Гильом Ворагинский в Рим, к папскому престолу, кардиналу Лоренцо Барбелли:

Во имя Отца и Сына и Святого Духа!

Мой кардинал, что хотел сказать своим нечеловеческим отчаянием Босх?

Почему его Господь, низвергая ангелов на грешную землю, восклицает в размах всего неба готической надписью: "Плодитесь и размножайтесь"?

И какой смысл вложен в уста вифлеемского Младенца, говорящего той же остроконечной готикой: "Сокрою мое лицо от них и увижу, каков будет конец их"? К кому обращены эти слова из "Второзакония"? К волхвам с дарами? Или, страшно подумать, к самой Пречистой и Святому Иосифу?

Одним словом, Иероним ван Акен по прозвищу Босх - подлинный богоотступник и слуга Антихриста.

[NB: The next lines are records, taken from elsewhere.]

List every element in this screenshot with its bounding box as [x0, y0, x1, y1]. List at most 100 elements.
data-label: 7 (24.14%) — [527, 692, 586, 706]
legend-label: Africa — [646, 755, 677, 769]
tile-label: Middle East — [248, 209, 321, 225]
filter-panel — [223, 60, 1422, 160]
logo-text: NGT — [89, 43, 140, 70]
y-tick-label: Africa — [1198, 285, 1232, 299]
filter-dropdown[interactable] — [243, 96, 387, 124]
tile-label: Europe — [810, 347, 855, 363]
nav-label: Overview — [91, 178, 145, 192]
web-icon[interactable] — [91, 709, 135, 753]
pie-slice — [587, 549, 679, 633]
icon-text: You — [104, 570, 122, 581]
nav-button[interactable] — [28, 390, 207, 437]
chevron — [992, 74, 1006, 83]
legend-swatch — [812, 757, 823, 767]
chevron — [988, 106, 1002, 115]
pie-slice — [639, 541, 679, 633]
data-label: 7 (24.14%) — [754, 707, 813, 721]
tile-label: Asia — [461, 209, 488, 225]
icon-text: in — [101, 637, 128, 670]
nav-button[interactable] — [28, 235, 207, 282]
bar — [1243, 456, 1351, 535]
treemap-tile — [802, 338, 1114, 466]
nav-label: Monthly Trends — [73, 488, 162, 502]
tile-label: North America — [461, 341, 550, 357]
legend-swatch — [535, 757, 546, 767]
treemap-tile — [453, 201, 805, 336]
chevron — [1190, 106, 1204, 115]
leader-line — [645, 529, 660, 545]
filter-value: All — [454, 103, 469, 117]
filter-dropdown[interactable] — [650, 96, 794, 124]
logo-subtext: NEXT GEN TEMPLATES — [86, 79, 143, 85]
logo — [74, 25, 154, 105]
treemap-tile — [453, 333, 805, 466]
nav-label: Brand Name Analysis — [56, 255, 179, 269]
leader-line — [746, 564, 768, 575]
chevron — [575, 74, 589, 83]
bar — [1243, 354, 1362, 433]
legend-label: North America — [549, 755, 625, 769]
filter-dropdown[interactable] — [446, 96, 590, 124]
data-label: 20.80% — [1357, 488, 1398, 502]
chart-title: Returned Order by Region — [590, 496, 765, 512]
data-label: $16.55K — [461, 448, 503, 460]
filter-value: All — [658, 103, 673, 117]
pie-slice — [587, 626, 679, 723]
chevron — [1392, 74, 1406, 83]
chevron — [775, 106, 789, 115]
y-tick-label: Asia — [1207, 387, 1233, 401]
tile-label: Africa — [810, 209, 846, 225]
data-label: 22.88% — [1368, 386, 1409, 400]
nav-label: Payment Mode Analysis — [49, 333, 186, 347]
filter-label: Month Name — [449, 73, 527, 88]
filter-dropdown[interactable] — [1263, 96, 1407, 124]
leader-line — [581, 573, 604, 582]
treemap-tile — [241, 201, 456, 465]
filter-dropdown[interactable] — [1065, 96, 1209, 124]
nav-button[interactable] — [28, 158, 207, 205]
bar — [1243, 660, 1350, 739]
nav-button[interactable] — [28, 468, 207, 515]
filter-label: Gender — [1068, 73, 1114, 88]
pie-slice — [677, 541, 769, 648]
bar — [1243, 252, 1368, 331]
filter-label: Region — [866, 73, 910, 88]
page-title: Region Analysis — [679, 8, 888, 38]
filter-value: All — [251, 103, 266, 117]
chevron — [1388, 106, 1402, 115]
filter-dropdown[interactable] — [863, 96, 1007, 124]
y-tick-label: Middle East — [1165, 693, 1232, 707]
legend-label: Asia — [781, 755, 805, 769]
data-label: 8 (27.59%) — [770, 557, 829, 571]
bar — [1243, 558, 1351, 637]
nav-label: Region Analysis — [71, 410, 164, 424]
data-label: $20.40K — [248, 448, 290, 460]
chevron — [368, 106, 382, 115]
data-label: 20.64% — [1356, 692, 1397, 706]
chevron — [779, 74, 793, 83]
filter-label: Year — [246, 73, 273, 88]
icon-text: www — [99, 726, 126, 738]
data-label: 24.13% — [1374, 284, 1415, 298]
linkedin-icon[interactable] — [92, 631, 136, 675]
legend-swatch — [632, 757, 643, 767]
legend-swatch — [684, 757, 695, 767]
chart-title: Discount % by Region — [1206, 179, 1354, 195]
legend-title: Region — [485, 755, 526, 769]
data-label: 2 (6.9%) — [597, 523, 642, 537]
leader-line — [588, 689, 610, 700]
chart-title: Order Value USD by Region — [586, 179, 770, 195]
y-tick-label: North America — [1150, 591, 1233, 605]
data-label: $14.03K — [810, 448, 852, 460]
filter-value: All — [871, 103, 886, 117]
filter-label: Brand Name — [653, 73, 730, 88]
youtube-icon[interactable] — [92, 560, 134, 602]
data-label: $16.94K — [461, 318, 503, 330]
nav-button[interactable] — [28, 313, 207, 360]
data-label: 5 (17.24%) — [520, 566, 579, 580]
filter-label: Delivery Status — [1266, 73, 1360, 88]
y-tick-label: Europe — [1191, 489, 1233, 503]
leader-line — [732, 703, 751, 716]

Когда наконец мы увидим его на костре, ваше преосвященство?

Бишкиль.

Приказ начальника штаба - доноси! - поставил героя в самое затруднительное положение, и я не знаю, чем бы все это кончилось, если бы через два дня, ранним мартовским утром, в разгар весеннего половодья, застеклившего небесными лужами уральскую грязь, под грай воронья весь штаб дисциплинарного батальона во главе с комбатом Охальчуком не был - бабах! отстранен от работы.

В дисбат нагрянула оперативная бригада военной прокуратуры.

Пять следователей во главе с самим полковником Парновым!

На трех машинах и взводом охраны в автобусе.

Письмо заключенных солдат, под которым поставили подписи пятьдесят человек, о хлорных издевательствах Стонаса долетело наконец птицей в руке демобилизованного ходока в Москву, до приемной Президиума Верховного Совета СССР, и Военная прокуратура СА дала команду молнией навести порядок.